Ух как все возвеселились!.. Вот так и бывает – ошибешься по малолетству в одном слове и ошибка остается с тобой на всю жизнь…

Даня уже знал, что, если тебе всей толпой приклеивают прозвище, спорить не имеет смысла. Это как раз то жизненное обстоятельство, с которым не повоюешь, надо принимать его как есть. И первоклассник Даня Рафалов принял. Тем более, что причина скоро забылась, а само по себе новое имя было совсем не плохим. В нем чудилось даже что-то морское: шкентель, вентиль, бензель, трюмсель… Данька за три года настолько привык быть Кинтелем, что ничуть не удивился, когда прозвище перекочевало за ним в новую школу. Вышло это вот почему: в классе, куда Кинтель попал после переезда, училась Алка Баранова, хорошая знакомая по детсаду. Она знала всё про всех.
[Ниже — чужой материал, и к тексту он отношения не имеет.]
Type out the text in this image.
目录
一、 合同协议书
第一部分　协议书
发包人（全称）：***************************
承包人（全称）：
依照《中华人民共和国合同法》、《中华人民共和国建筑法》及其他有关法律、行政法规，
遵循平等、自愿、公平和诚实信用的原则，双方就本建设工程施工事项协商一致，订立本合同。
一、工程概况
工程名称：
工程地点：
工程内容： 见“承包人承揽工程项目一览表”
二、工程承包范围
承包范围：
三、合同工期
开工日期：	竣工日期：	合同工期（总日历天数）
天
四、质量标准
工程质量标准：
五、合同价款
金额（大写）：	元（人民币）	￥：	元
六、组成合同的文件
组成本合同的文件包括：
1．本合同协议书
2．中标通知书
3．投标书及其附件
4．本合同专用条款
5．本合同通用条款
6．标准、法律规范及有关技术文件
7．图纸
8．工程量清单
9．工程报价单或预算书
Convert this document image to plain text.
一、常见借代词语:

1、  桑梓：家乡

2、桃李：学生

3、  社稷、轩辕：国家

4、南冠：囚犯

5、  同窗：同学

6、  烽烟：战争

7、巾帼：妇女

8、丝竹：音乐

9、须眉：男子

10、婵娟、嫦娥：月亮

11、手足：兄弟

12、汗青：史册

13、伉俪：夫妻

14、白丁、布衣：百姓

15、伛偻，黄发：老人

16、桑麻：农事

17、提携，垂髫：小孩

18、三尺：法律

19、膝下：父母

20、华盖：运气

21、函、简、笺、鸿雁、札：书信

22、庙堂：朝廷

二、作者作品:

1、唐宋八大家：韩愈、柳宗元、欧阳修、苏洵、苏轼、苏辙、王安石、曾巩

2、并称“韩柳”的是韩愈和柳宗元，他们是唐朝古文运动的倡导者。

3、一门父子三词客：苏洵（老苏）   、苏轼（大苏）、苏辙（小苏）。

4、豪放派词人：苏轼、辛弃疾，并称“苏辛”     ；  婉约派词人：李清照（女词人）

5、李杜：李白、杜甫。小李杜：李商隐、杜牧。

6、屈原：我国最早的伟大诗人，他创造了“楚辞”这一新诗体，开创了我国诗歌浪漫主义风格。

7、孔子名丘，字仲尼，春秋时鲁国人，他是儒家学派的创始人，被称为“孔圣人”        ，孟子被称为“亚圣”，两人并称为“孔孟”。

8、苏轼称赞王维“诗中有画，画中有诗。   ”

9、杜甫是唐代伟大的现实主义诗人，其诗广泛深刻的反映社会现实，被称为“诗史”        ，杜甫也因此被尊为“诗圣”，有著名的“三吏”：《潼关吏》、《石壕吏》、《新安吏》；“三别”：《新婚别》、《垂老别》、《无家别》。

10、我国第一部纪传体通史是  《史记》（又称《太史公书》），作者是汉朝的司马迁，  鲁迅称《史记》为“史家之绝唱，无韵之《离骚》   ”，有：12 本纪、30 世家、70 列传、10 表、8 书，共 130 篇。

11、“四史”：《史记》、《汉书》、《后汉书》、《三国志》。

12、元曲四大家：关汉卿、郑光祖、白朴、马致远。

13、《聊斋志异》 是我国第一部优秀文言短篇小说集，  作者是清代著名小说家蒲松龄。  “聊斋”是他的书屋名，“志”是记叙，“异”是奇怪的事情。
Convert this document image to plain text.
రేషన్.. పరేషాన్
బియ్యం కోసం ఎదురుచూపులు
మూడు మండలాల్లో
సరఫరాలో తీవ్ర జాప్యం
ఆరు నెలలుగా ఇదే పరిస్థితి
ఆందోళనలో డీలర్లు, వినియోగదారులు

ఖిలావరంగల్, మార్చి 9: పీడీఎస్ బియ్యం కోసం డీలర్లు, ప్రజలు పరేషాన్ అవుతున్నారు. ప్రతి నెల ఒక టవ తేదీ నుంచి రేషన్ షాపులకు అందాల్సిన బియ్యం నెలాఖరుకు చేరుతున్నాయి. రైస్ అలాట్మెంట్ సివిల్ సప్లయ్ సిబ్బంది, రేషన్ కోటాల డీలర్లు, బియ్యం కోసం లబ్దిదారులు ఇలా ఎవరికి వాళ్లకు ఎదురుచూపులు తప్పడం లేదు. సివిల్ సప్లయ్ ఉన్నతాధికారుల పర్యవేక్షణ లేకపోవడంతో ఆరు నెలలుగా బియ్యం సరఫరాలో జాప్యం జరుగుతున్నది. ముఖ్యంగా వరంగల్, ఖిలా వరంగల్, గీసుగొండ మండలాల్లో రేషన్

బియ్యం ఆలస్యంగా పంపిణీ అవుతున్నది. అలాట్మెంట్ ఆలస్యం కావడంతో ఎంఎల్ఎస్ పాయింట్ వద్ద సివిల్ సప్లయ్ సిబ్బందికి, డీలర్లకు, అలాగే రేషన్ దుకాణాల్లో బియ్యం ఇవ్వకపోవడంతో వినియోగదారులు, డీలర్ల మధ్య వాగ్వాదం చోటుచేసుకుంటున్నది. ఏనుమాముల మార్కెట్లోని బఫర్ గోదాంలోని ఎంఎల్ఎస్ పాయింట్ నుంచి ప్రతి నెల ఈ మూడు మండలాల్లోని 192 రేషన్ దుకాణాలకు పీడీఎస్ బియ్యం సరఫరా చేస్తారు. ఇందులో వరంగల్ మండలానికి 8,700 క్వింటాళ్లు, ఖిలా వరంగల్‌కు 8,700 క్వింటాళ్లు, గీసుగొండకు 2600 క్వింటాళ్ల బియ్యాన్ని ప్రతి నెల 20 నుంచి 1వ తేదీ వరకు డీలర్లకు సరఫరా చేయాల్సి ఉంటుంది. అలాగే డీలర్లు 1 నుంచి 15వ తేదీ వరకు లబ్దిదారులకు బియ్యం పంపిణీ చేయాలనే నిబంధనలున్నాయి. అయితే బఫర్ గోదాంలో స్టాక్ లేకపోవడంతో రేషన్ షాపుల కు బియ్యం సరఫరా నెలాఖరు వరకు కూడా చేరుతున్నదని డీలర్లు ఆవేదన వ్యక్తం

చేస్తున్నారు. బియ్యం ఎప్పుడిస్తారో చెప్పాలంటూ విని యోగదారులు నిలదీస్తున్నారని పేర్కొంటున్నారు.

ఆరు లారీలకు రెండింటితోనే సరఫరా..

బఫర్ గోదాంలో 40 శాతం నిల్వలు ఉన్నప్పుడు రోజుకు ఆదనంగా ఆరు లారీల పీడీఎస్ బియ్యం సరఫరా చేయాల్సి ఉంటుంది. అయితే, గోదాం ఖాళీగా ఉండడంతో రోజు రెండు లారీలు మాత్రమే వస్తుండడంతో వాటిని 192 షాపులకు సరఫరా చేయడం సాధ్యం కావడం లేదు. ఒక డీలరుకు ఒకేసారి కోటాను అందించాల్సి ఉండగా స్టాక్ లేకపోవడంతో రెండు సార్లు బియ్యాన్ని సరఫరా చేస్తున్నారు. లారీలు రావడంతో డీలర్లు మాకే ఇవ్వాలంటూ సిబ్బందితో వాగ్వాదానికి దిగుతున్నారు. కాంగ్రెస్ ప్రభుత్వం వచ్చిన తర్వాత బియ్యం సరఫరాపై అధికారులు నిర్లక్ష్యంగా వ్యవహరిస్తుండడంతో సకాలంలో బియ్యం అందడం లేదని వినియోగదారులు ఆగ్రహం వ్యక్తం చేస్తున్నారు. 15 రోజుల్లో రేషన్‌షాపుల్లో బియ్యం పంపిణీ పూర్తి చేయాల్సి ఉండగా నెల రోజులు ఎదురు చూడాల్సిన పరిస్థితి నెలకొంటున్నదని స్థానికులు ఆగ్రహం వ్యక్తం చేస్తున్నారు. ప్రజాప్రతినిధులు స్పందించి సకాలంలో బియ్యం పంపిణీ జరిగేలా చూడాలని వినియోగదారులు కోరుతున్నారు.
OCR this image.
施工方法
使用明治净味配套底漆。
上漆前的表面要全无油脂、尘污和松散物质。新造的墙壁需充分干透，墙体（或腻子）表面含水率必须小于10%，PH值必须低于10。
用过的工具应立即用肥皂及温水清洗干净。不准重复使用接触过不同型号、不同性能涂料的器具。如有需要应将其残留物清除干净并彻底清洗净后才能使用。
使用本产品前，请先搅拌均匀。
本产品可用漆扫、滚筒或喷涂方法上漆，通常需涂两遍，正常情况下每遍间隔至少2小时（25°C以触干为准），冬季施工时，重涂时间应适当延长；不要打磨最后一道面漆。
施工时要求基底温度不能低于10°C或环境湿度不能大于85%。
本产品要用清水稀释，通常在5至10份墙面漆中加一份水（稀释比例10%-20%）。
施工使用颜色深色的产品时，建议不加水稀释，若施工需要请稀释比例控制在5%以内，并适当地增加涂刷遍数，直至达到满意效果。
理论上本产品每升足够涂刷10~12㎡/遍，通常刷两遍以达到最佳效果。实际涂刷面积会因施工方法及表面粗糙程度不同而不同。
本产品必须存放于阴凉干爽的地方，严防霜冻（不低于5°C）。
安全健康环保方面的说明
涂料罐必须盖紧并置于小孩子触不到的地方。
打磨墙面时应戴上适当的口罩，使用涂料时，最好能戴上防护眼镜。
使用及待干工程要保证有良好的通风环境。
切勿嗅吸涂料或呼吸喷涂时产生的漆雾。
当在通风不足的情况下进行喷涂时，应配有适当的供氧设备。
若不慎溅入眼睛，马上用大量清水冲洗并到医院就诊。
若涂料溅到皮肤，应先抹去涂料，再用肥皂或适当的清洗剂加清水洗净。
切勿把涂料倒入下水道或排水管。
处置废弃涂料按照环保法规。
И тут же сообщила пятиклассникам, как зовут новичка…

В этой школе Кинтель оказался «по семейным обстоятельствам» (так дед написал в заявлении). Случилось вот что. Был уже конец августа, Кинтель помаленьку готовил учебники и тетради, а тетя Лиза все охала, что никак не может купить школьную форму. Кинтель успокаивал: форма нынче в школах не обязательна. Это услыхал отец. Он и вообще-то никогда не был особенно ласковым, а в те дни ходил особенно раздражительный: то ли на работе не ладилось, то ли с тетей Лизой чего-то не поделил. Придирался и к ней, к тете Лизе, и к пятилетней Регишке, и, само собой, к Даньке. И тут он тоже ввязался:

– Посмотрите-ка, форма ему не нужна! Охота быть разгильдяем снаружи и внутри! Нагляделся на всяких хиппи, да? Сам такой же!..

Кинтель ровно, без всякой скандальности поправил отца:

– С чего это я такой же? Ничуть не похож.

– Не похож? Погляди на себя! Зарос, как леший в чертовом урочище! Парикмахерская в двух шагах, а тебе все лето лень туда сходить!

Выгоревшие волосы у Кинтеля и правда отросли, за-крывали уши и шею, но ведь у всех так в конце лета. Он объяснил, что перед первым сентября сходит и подстрижется. О чем тут шуметь?

– Не к первому сентября, а немедленно! Лиза, дай ему рубль! И марш!..

Те времена, когда Кинтель подчинялся безропотно, миновали. Он и в нынешнюю пору старался зря не спорить, но все же умел возражать, если сталкивался с чем-то совсем неразумным.

– Всего же неделя осталась. Тридцать первого схожу. А сейчас у меня и без того куча дел…

– Ты еще разговаривать будешь?! Дискуссию, как в парламенте, устраивать? Не-ет, я тебе отец, а не девочка-вожатая в лагере…

Он рывком вывел Кинтеля в прихожую, локтем прижал к себе его голову, схватил с подставки у зеркала ножницы и лязгающими взмахами выстриг в отросших волосах борозду!

– Вот так! Теперь пойдешь, никуда не денешься!

Тетя Лиза, конечно, запричитала. Кинтель вырвался, ушел в ванную. Плакал он редко, но тут, глядя на себя в зеркало, пролил тихие злые слезы. Потом умылся. Поддернул пыльные, переделанные из старых школьных штанов шорты, заправил под ремешок майку. В коридоре нахлобучил кепку с длинным козырьком и надписью «CAPITAN». Побренчал в кармане мелочью и ушел.

Парикмахерская была окраинная, народу – никого. Кинтель молча забрался на высокий стул перед зеркалом и лишь тогда стянул с головы кепку. Сказал молоденькой, славной на вид мастерице:

– Вот. Что тут можно сделать?

Та не удивилась. Тихонько спросила:

– Кто тебя так?

У Кинтеля опять скребнуло в горле. Но ведь положенную норму слез он израсходовал еще в ванной. И сейчас вздохнул только:

– Папаша психанул… Теперь под машинку, да?

– Ну нет. Попробуем что-нибудь, постараемся…

И постаралась. Получился светлый симпатичный ежик. Правда, лицо сделалось непривычно круглым и сильно торчали уши, но все-таки было гораздо лучше, чем лысая башка.